Numba jit on Dask distrbuted workers

I have a module that contains a few numba.jit and numba.guvectorize functions. When I'm importing the module, it takes a few seconds to compile the code.

My question is, what's the best way to make sure the code is compiled and ready on the workers come computation? Or is there actually any benefit in compiling it beforehand?

My current solution is the following, which I don't think is particular elegant and I'm not sure if it's even useful:

import functools
from distributed import Client

import foo # module with numba code

@functools.partial
def callback():
    import foo

client = Client()
client.register_worker_callbacks(callback)

This way, the code is compiled when the callback is registered and ready for computation.

So is this necessary? Is there any better way to handle this? Any pointers in handling numba code with dask?

Solution

You are right in your assumption that a numba function will be compiled on each worker when first accessed - either in the import if you have explicit compilation, or when the function is called if implicit. This means that the first run of a task using the function will have additional latency.

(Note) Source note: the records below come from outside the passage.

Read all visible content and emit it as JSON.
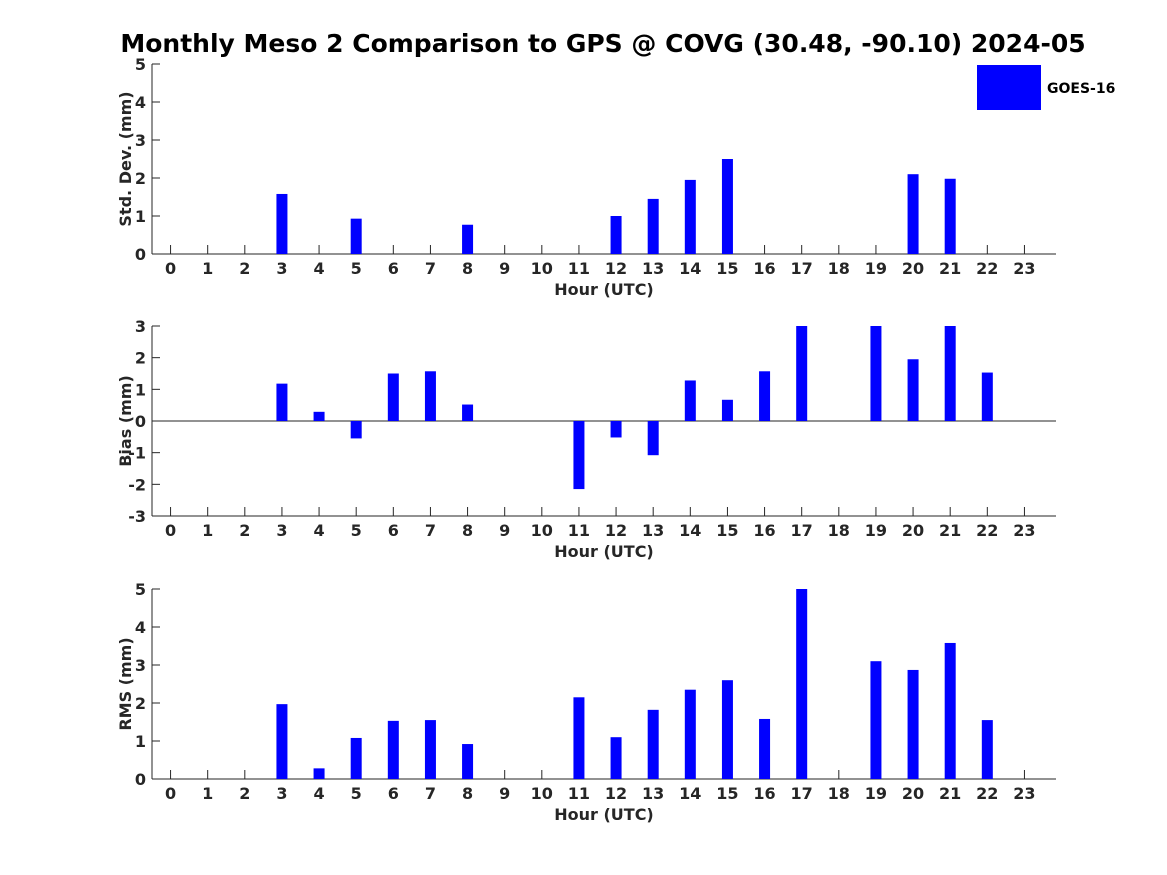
{
  "title": "Monthly Meso 2 Comparison to GPS @ COVG (30.48, -90.10) 2024-05",
  "legend": {
    "label": "GOES-16",
    "color": "#0000ff"
  },
  "chart_data": [
    {
      "id": "std",
      "type": "bar",
      "title": "",
      "xlabel": "Hour (UTC)",
      "ylabel": "Std. Dev. (mm)",
      "categories": [
        "0",
        "1",
        "2",
        "3",
        "4",
        "5",
        "6",
        "7",
        "8",
        "9",
        "10",
        "11",
        "12",
        "13",
        "14",
        "15",
        "16",
        "17",
        "18",
        "19",
        "20",
        "21",
        "22",
        "23"
      ],
      "values": [
        null,
        null,
        null,
        1.58,
        null,
        0.93,
        null,
        null,
        0.77,
        null,
        null,
        null,
        1.0,
        1.45,
        1.95,
        2.5,
        null,
        null,
        null,
        null,
        2.1,
        1.98,
        null,
        null
      ],
      "ylim": [
        0,
        5
      ],
      "yticks": [
        0,
        1,
        2,
        3,
        4,
        5
      ],
      "yticklabels": [
        "0",
        "1",
        "2",
        "3",
        "4",
        "5"
      ],
      "series_name": "GOES-16",
      "color": "#0000ff"
    },
    {
      "id": "bias",
      "type": "bar",
      "title": "",
      "xlabel": "Hour (UTC)",
      "ylabel": "Bias (mm)",
      "categories": [
        "0",
        "1",
        "2",
        "3",
        "4",
        "5",
        "6",
        "7",
        "8",
        "9",
        "10",
        "11",
        "12",
        "13",
        "14",
        "15",
        "16",
        "17",
        "18",
        "19",
        "20",
        "21",
        "22",
        "23"
      ],
      "values": [
        null,
        null,
        null,
        1.18,
        0.29,
        -0.55,
        1.5,
        1.57,
        0.52,
        null,
        null,
        -2.15,
        -0.52,
        -1.08,
        1.28,
        0.67,
        1.57,
        3.0,
        null,
        3.0,
        1.95,
        3.0,
        1.53,
        null
      ],
      "ylim": [
        -3,
        3
      ],
      "yticks": [
        -3,
        -2,
        -1,
        0,
        1,
        2,
        3
      ],
      "yticklabels": [
        "-3",
        "-2",
        "-1",
        "0",
        "1",
        "2",
        "3"
      ],
      "series_name": "GOES-16",
      "color": "#0000ff"
    },
    {
      "id": "rms",
      "type": "bar",
      "title": "",
      "xlabel": "Hour (UTC)",
      "ylabel": "RMS (mm)",
      "categories": [
        "0",
        "1",
        "2",
        "3",
        "4",
        "5",
        "6",
        "7",
        "8",
        "9",
        "10",
        "11",
        "12",
        "13",
        "14",
        "15",
        "16",
        "17",
        "18",
        "19",
        "20",
        "21",
        "22",
        "23"
      ],
      "values": [
        null,
        null,
        null,
        1.97,
        0.28,
        1.08,
        1.53,
        1.55,
        0.92,
        null,
        null,
        2.15,
        1.1,
        1.82,
        2.35,
        2.6,
        1.58,
        5.0,
        null,
        3.1,
        2.87,
        3.58,
        1.55,
        null
      ],
      "ylim": [
        0,
        5
      ],
      "yticks": [
        0,
        1,
        2,
        3,
        4,
        5
      ],
      "yticklabels": [
        "0",
        "1",
        "2",
        "3",
        "4",
        "5"
      ],
      "series_name": "GOES-16",
      "color": "#0000ff"
    }
  ]
}
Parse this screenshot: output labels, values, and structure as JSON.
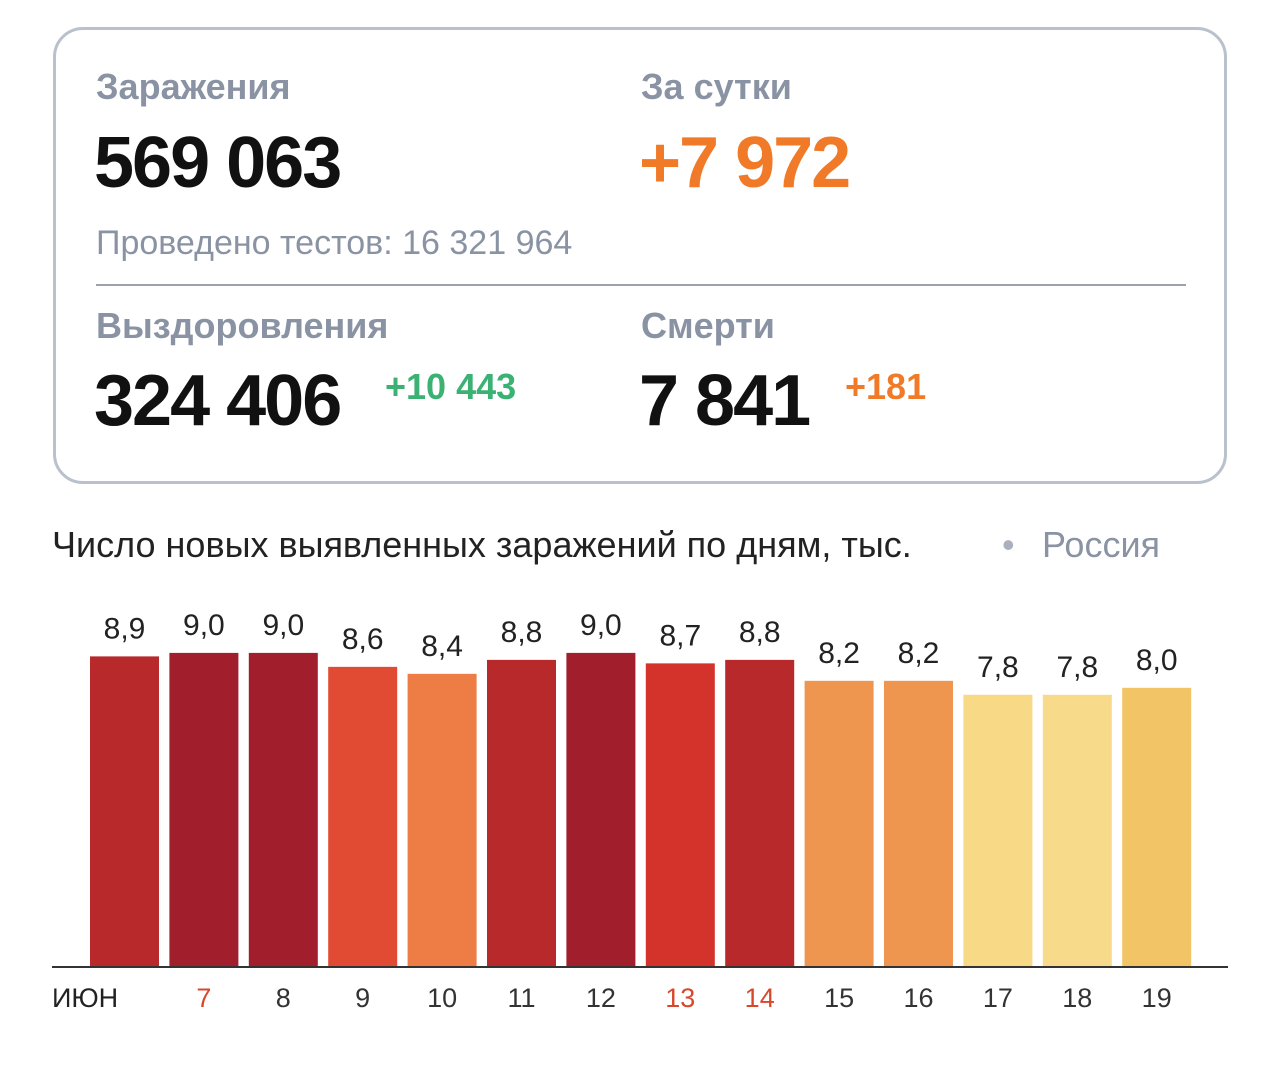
{
  "stats": {
    "infections": {
      "label": "Заражения",
      "value": "569 063"
    },
    "daily": {
      "label": "За сутки",
      "value": "+7 972"
    },
    "tests": "Проведено тестов: 16 321 964",
    "recoveries": {
      "label": "Выздоровления",
      "value": "324 406",
      "delta": "+10 443"
    },
    "deaths": {
      "label": "Смерти",
      "value": "7 841",
      "delta": "+181"
    }
  },
  "chart_data": {
    "type": "bar",
    "title": "Число новых выявленных заражений по дням, тыс.",
    "region": "Россия",
    "categories": [
      "ИЮН",
      "7",
      "8",
      "9",
      "10",
      "11",
      "12",
      "13",
      "14",
      "15",
      "16",
      "17",
      "18",
      "19"
    ],
    "category_colors": [
      "#222222",
      "#d9472b",
      "#333333",
      "#333333",
      "#333333",
      "#333333",
      "#333333",
      "#d9472b",
      "#d9472b",
      "#333333",
      "#333333",
      "#333333",
      "#333333",
      "#333333"
    ],
    "values": [
      8.9,
      9.0,
      9.0,
      8.6,
      8.4,
      8.8,
      9.0,
      8.7,
      8.8,
      8.2,
      8.2,
      7.8,
      7.8,
      8.0
    ],
    "value_labels": [
      "8,9",
      "9,0",
      "9,0",
      "8,6",
      "8,4",
      "8,8",
      "9,0",
      "8,7",
      "8,8",
      "8,2",
      "8,2",
      "7,8",
      "7,8",
      "8,0"
    ],
    "colors": [
      "#b8292b",
      "#a11f2c",
      "#a11f2c",
      "#e24b33",
      "#ed7d45",
      "#b8292b",
      "#a11f2c",
      "#d4332b",
      "#b8292b",
      "#ee9650",
      "#ee9650",
      "#f7d986",
      "#f7da8a",
      "#f3c466"
    ]
  }
}
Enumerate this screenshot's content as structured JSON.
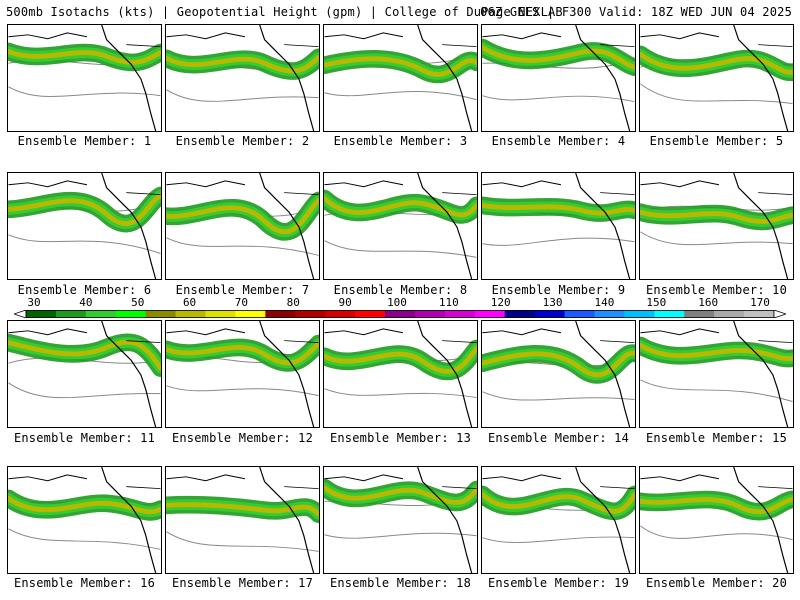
{
  "header": {
    "left": "500mb Isotachs (kts) | Geopotential Height (gpm) | College of DuPage NEXLAB",
    "right": "06Z GEFS | F300 Valid: 18Z WED JUN 04 2025"
  },
  "members": [
    "Ensemble Member: 1",
    "Ensemble Member: 2",
    "Ensemble Member: 3",
    "Ensemble Member: 4",
    "Ensemble Member: 5",
    "Ensemble Member: 6",
    "Ensemble Member: 7",
    "Ensemble Member: 8",
    "Ensemble Member: 9",
    "Ensemble Member: 10",
    "Ensemble Member: 11",
    "Ensemble Member: 12",
    "Ensemble Member: 13",
    "Ensemble Member: 14",
    "Ensemble Member: 15",
    "Ensemble Member: 16",
    "Ensemble Member: 17",
    "Ensemble Member: 18",
    "Ensemble Member: 19",
    "Ensemble Member: 20"
  ],
  "colorbar": {
    "labels": [
      "30",
      "40",
      "50",
      "60",
      "70",
      "80",
      "90",
      "100",
      "110",
      "120",
      "130",
      "140",
      "150",
      "160",
      "170"
    ],
    "colors": [
      "#006400",
      "#1e9b1e",
      "#33cc33",
      "#00ff00",
      "#8b8b00",
      "#b8b800",
      "#e0e000",
      "#ffff00",
      "#8b0000",
      "#b00000",
      "#d40000",
      "#ff0000",
      "#8b008b",
      "#b000b0",
      "#d400d4",
      "#ff00ff",
      "#00008b",
      "#0000cd",
      "#1e5aff",
      "#1e90ff",
      "#00bfff",
      "#00ffff",
      "#808080",
      "#a9a9a9",
      "#c0c0c0"
    ]
  }
}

I would say that no to to have the worker callback if the "typical" workflow and doesn't have any serious drawbacks. By forcing a compile early, you will ensure that subsequent tasks using the function have similar performance. That might in rare cases be useful, since the time-to-complete for previous tasks is used in dask's task stealing mechanism, and perhaps you want the performance page of the dashboard not to include the compilation task.

You could achieve pre-compilation using a worker startup script (see here). Your solution is simpler, but won't survive worker restarts.